Police have said that they have taken to court all people suspected of being involved in the killing of albinos and the subsequent sale of parts of their bodies to be used by witchdoctors. However a Police spokesperson said it was near impossible to control elements bent on perpetrating the killing of albinos “if the communities continue harbouring these murderers and their accomplices.”
Mwanza Regional Police Commander Jamal Rwambow said that 11 albinos – five men, a woman and five children – had been murdered in his region. He added that 28 suspects had been arrested and charged in court.
Six suspects were arraigned in Mara, two in Mbeya and one in Shinyanga.

Tanzania has more than 8,000 registered albinos. Addressing a rally organised by the Tanzania Albino Society, President Kikwete said the government would stand firm in its efforts to ensure the safety of albinos and would not tolerate anyone bent on harming them – Guardian.
More incidents reported

In November however a more sinister development was reported in the Guardian. There were two attempts to catch albino children. In Kibondo District attackers forced a woman to take them to her home, to look for her nine-year-old daughter. The girl was not in the house and so the men attacked the mother. In the second attack, a gang of four men broke into a house at the Lugufu camp in Kigoma, which hosts refugees from the Democratic Republic of Congo, looking for a child with albinism. The child, aged two, escaped kidnap after falling under the bed unnoticed.

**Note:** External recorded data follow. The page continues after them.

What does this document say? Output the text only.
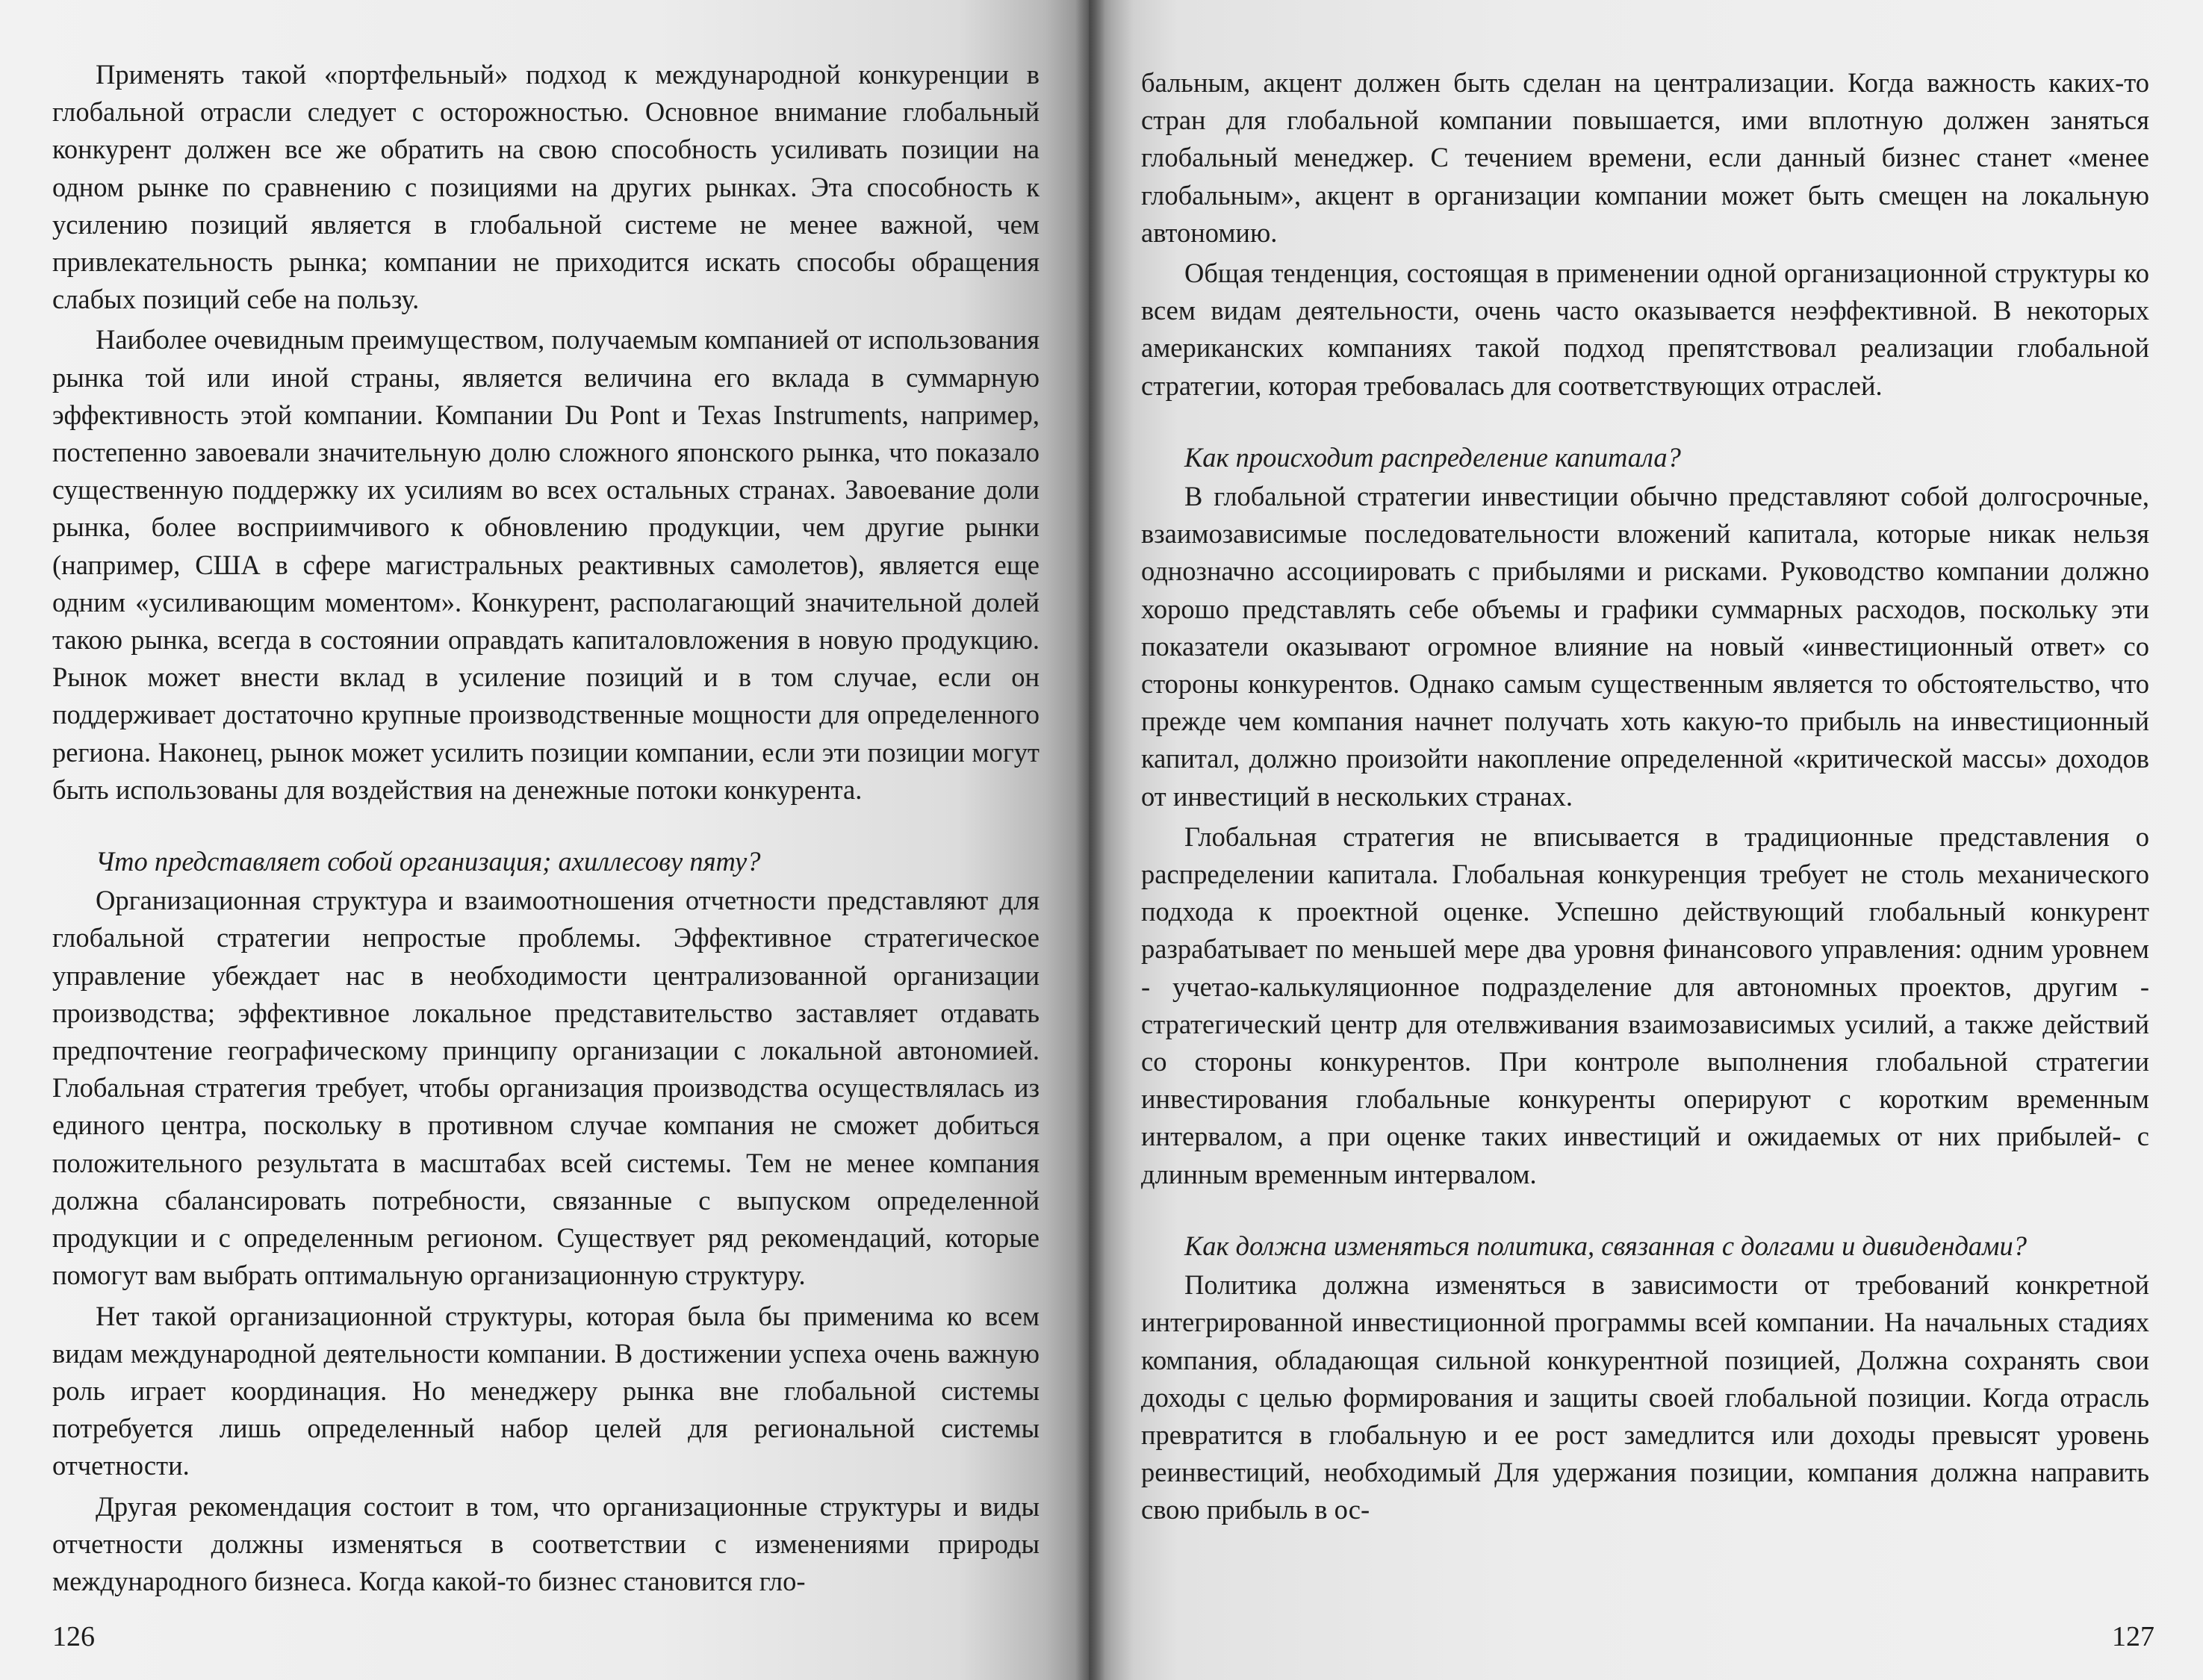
Применять такой «портфельный» подход к международной конкуренции в глобальной отрасли следует с осторожностью. Основное внимание глобальный конкурент должен все же обратить на свою способность усиливать позиции на одном рынке по сравнению с позициями на других рынках. Эта способность к усилению позиций является в глобальной системе не менее важной, чем привлекательность рынка; компании не приходится искать способы обращения слабых позиций себе на пользу.

Наиболее очевидным преимуществом, получаемым компанией от использования рынка той или иной страны, является величина его вклада в суммарную эффективность этой компании. Компании Du Pont и Texas Instruments, например, постепенно завоевали значительную долю сложного японского рынка, что показало существенную поддержку их усилиям во всех остальных странах. Завоевание доли рынка, более восприимчивого к обновлению продукции, чем другие рынки (например, США в сфере магистральных реактивных самолетов), является еще одним «усиливающим моментом». Конкурент, располагающий значительной долей такою рынка, всегда в состоянии оправдать капиталовложения в новую продукцию. Рынок может внести вклад в усиление позиций и в том случае, если он поддерживает достаточно крупные производственные мощности для определенного региона. Наконец, рынок может усилить позиции компании, если эти позиции могут быть использованы для воздействия на денежные потоки конкурента.

Что представляет собой организация; ахиллесову пяту?

Организационная структура и взаимоотношения отчетности представляют для глобальной стратегии непростые проблемы. Эффективное стратегическое управление убеждает нас в необходимости централизованной организации производства; эффективное локальное представительство заставляет отдавать предпочтение географическому принципу организации с локальной автономией. Глобальная стратегия требует, чтобы организация производства осуществлялась из единого центра, поскольку в противном случае компания не сможет добиться положительного результата в масштабах всей системы. Тем не менее компания должна сбалансировать потребности, связанные с выпуском определенной продукции и с определенным регионом. Существует ряд рекомендаций, которые помогут вам выбрать оптимальную организационную структуру.

Нет такой организационной структуры, которая была бы применима ко всем видам международной деятельности компании. В достижении успеха очень важную роль играет координация. Но менеджеру рынка вне глобальной системы потребуется лишь определенный набор целей для региональной системы отчетности.

Другая рекомендация состоит в том, что организационные структуры и виды отчетности должны изменяться в соответствии с изменениями природы международного бизнеса. Когда какой-то бизнес становится гло-

126

бальным, акцент должен быть сделан на централизации. Когда важность каких-то стран для глобальной компании повышается, ими вплотную должен заняться глобальный менеджер. С течением времени, если данный бизнес станет «менее глобальным», акцент в организации компании может быть смещен на локальную автономию.

Общая тенденция, состоящая в применении одной организационной структуры ко всем видам деятельности, очень часто оказывается неэффективной. В некоторых американских компаниях такой подход препятствовал реализации глобальной стратегии, которая требовалась для соответствующих отраслей.

Как происходит распределение капитала?

В глобальной стратегии инвестиции обычно представляют собой долгосрочные, взаимозависимые последовательности вложений капитала, которые никак нельзя однозначно ассоциировать с прибылями и рисками. Руководство компании должно хорошо представлять себе объемы и графики суммарных расходов, поскольку эти показатели оказывают огромное влияние на новый «инвестиционный ответ» со стороны конкурентов. Однако самым существенным является то обстоятельство, что прежде чем компания начнет получать хоть какую-то прибыль на инвестиционный капитал, должно произойти накопление определенной «критической массы» доходов от инвестиций в нескольких странах.

Глобальная стратегия не вписывается в традиционные представления о распределении капитала. Глобальная конкуренция требует не столь механического подхода к проектной оценке. Успешно действующий глобальный конкурент разрабатывает по меньшей мере два уровня финансового управления: одним уровнем - учетао-калькуляционное подразделение для автономных проектов, другим - стратегический центр для отелвживания взаимозависимых усилий, а также действий со стороны конкурентов. При контроле выполнения глобальной стратегии инвестирования глобальные конкуренты оперируют с коротким временным интервалом, а при оценке таких инвестиций и ожидаемых от них прибылей- с длинным временным интервалом.

Как должна изменяться политика, связанная с долгами и дивидендами?

Политика должна изменяться в зависимости от требований конкретной интегрированной инвестиционной программы всей компании. На начальных стадиях компания, обладающая сильной конкурентной позицией, Должна сохранять свои доходы с целью формирования и защиты своей глобальной позиции. Когда отрасль превратится в глобальную и ее рост замедлится или доходы превысят уровень реинвестиций, необходимый Для удержания позиции, компания должна направить свою прибыль в ос-

127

Police in south-western Tanzania then arrested a man who was attempting to sell his albino wife to Congolese traders.

The BBC’s Vicky Ntetema in Dar es Salaam said that the attacks appeared to have spread from north-western Tanzania, where they were first reported.

On November 22 the Shinyanga Regional Police Commander was reported to have said that a clandestine albino killing network had been discovered but some traditional healers in Kahama alleged that some members of the police force had taken over TShs 30m/- from them in return for not arresting them. Healers were allegedly being forced to pay between TShs 500,000/- and 1m/- or risk arrest. Bullying was said to be involved as those without money were taken for questioning.